Problems as Paths to Customer Loyalty - Bill Munn Management Coaching





Problems as Paths to Customer Loyalty

Problems as Paths to Customer Loyalty

Thumbs-Down-Thumbs-UpA customer chooses your product or service, and everything meets her expectations. Great! You should have a satisfied customer.

But what happens if a customer chooses your product or service, then something goes very wrong. Is it a disaster? Absolutely not! It’s a powerful opportunity to create a more than satisfied customer—even a loyal brand advocate and future returning purchaser.

All you need to do is handle the complaint so remarkably well that you surprise the buyer. And, in a world of lackluster service, you don’t have to jump through too many hoops to create surprisingly good customer experiences. You just need to empower (and encourage) your people to genuinely help and care.

Unfortunately, most companies don’t treat customer problems as opportunities. Instead, they make problems worse through their poor handling of the customer. The recipe for this failure includes ingredients like

  • Legalism
  • Defensiveness and blaming
  • Long phone waits and labyrinthine automated phone systems
  • Horribly unusable websites—including those designed to make it difficult to engage with a real human being

All of these issues—and many more—grow from what I believe is an inherently flawed core value system that’s built on protecting the company’s cost structure from the raiding hordes (aka customers).

Wrong approach.

An Example of the Right Approach

Recently, my iPhoto crashed—locked up completely. So I called Apple Care Express. Downside: I spent a long time on the phone with their rep.
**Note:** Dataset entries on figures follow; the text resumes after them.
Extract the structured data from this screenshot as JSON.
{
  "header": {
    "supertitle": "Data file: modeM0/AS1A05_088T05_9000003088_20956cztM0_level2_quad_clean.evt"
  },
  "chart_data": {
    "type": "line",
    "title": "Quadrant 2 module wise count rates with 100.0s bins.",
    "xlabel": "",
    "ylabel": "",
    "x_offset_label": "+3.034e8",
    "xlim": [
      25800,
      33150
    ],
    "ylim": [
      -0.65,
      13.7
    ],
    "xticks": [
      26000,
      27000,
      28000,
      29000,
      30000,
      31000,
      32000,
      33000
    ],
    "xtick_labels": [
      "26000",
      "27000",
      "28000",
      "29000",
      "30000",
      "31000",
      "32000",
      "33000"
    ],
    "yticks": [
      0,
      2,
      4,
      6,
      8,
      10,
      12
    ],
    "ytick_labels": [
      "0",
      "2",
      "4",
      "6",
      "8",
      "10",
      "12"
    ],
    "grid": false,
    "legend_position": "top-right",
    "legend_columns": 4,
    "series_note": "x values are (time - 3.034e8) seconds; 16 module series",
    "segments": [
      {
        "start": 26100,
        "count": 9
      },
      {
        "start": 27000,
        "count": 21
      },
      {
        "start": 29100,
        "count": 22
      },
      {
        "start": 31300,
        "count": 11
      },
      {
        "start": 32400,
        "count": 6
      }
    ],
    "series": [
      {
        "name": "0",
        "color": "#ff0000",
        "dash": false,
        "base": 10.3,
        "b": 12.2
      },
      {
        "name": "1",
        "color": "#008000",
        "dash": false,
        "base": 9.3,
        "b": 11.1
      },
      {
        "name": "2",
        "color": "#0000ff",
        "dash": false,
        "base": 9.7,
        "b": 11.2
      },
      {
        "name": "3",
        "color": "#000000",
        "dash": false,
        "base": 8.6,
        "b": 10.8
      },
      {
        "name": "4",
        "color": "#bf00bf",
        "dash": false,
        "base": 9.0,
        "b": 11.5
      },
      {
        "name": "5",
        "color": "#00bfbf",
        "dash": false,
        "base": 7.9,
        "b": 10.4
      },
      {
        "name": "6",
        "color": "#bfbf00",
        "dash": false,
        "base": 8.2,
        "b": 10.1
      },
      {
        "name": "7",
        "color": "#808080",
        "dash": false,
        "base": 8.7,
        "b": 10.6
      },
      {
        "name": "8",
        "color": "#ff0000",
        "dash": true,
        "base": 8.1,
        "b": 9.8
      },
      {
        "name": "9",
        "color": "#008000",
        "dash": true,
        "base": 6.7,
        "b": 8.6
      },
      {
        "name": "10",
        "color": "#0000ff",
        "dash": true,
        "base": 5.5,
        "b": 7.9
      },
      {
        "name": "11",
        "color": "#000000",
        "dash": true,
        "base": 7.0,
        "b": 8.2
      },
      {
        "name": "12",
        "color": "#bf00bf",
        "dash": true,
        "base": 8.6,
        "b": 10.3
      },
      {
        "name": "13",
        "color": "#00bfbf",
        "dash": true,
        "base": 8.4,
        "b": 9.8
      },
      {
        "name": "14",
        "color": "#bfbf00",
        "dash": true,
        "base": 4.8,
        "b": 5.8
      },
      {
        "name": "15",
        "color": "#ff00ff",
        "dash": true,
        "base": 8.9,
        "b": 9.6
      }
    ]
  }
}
Upside: I spent a long time on the phone with their rep, a real, live person who was honest, concerned, and doing everything in his power to solve my problem. And when he had exhausted his capabilities, he arranged for a higher-level tech to call me back the very next day.

When that next day came, the higher-level rep called me on time, cared, and tried his best. But even he couldn’t fix my problem. So he arranged for their highest-level technician to call me later that same day.

Again, the tech called me on time, cared, and tried. And fixed it. (Finally.)

True, in this case, the adversity was ugly. Investing all this time could have been exceedingly frustrating for me. But I’m human, too. (As are your customers.) So I understand that things go wrong. To me, and to most people, what matters most isn’t the problem itself, but how the problem is addressed.

Did I spend many infuriating hours dealing with difficult websites, confusing phone systems, and irritable, time-pressed, un-empowered service reps? Or did I spend many not-so-frustrating hours dealing with honest people who cared and were enabled to help?

If it was the former, I would have been likely to end relationship with the company—even if I had to pay twice as much for a more service-oriented competitor’s wares. And at the very least, I would have developed a negative brand impression and probably vented my frustrations to many others.

But since it was the latter, I’ll be sticking around—and singing Apple‘s praises to my colleagues and friends. (And to the whole world via this blog!)

If you’ve had a problem with Apple, Dyson, Zappos, Mercedes, Lexus, Costco, American Express, or other great, service-oriented companies, then you’ve experienced the phenomenon of your own response to very frustrating issues met with very excellent service. You know how powerful it can be. And hopefully, you’ve been inspired to create a similar culture within your own organization.

But How?

Here’s a fun first step that I suggest to my clients: call your own company with a complaint (or, if you own or work for a smaller business where the rep might know you, have a friend call and listen in). I bet you’ll be inspired to take some real action right away.